After Friday night's induction ceremony, Eddie Wood was asked if the recent spotlight has helped raise the visibility of his family's contribution to NASCAR's history.
"It really has. It probably really started when David (Pearson) got in the Hall of Fame, which was in '10, I guess, or '11. And we changed the ‑ to honor David's accomplishments and his Hall of Fame induction, that's when we went back to the red and white car that they had had for so many years," he said. "That seemed to just be the right thing to do that day. I'm not even sure how we came up with it, it was just like, let's just do it, and the guys at Motorcraft said, okay, that's fine.
"That just started that whole ball rolling, and then we got fortunate enough to win the 500, and dad getting in and then Leonard getting in. You know, there's a lot of young fans that are really, really young that probably ‑ they don't know anything about what happened in the '60s and '70s and stuff like that, but that did ‑‑ I mean, just the attention that we got since then has just been like it was back in the '70s with winning a lot of races, which is really, really cool.
"I was a little bitty part of that in the '70s. I was his gopher, but I was there. So I remember all of that and how much fun it was and how special it was. Winning that race kind of brought all that back. And then the people, we heard from people after we won that race that we hadn't heard from in 40 years. I mean, it was just unbelievable the attention that it brought, which is ‑‑ that's NASCAR. That's the way it works."
As he has done several times this year, Rusty Wallace again talked about the need of today's NASCAR drivers to appreciate the opportunity they have. He mentioned it during his acceptance speech on Friday night during his induction to the NASCAR Hall of Fame.
Afterwards, I asked Wallace why he felt it necessary to continue to share that message and why it was so important to him.
Here is his answer:
"Because I think there are some people that don't appreciate it enough. I think some people take it for granted, and I think some people really need to know that there's so many people out there that don't have a proper education like I don't have, and you go out there and you get in these damned race cars and you drive and they pay you millions and millions of dollars, and that's a hell of a privilege to do something like that," he said.

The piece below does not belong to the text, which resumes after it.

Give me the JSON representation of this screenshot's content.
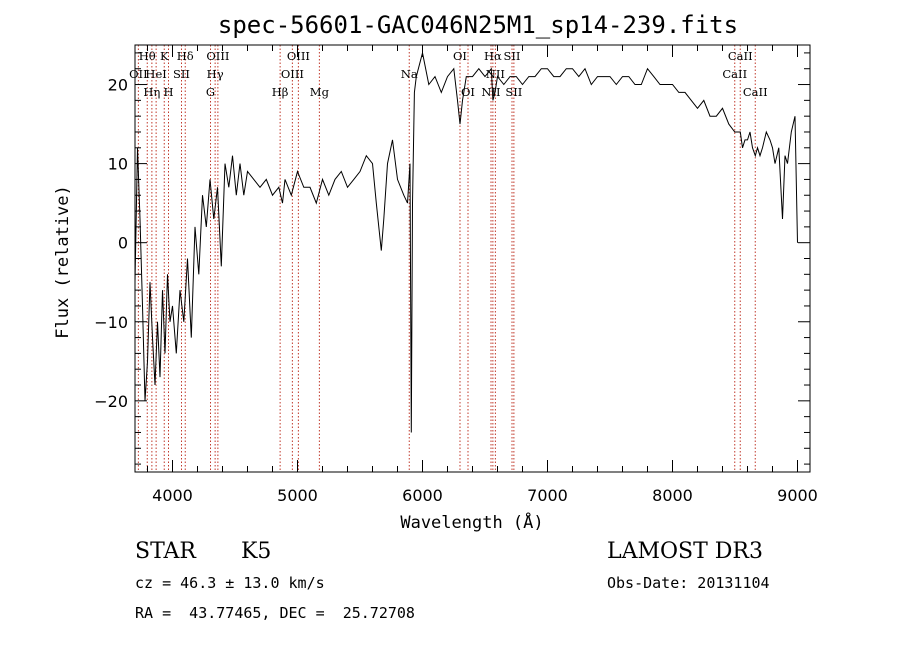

"And I get it, I understand it, and I know unless there's people packed in them grandstands that the popularity of the sport is going to go down and we're all going to be looking for different work. But I'm just really grateful that I was able as a young kid out of St. Louis to be able to do this, and it pisses me off when I see some of these people that don't appreciate it enough, and I want all the drivers to appreciate NASCAR like I appreciated it. You don't have to think like I think, but you'd better damned think like I think on that issue."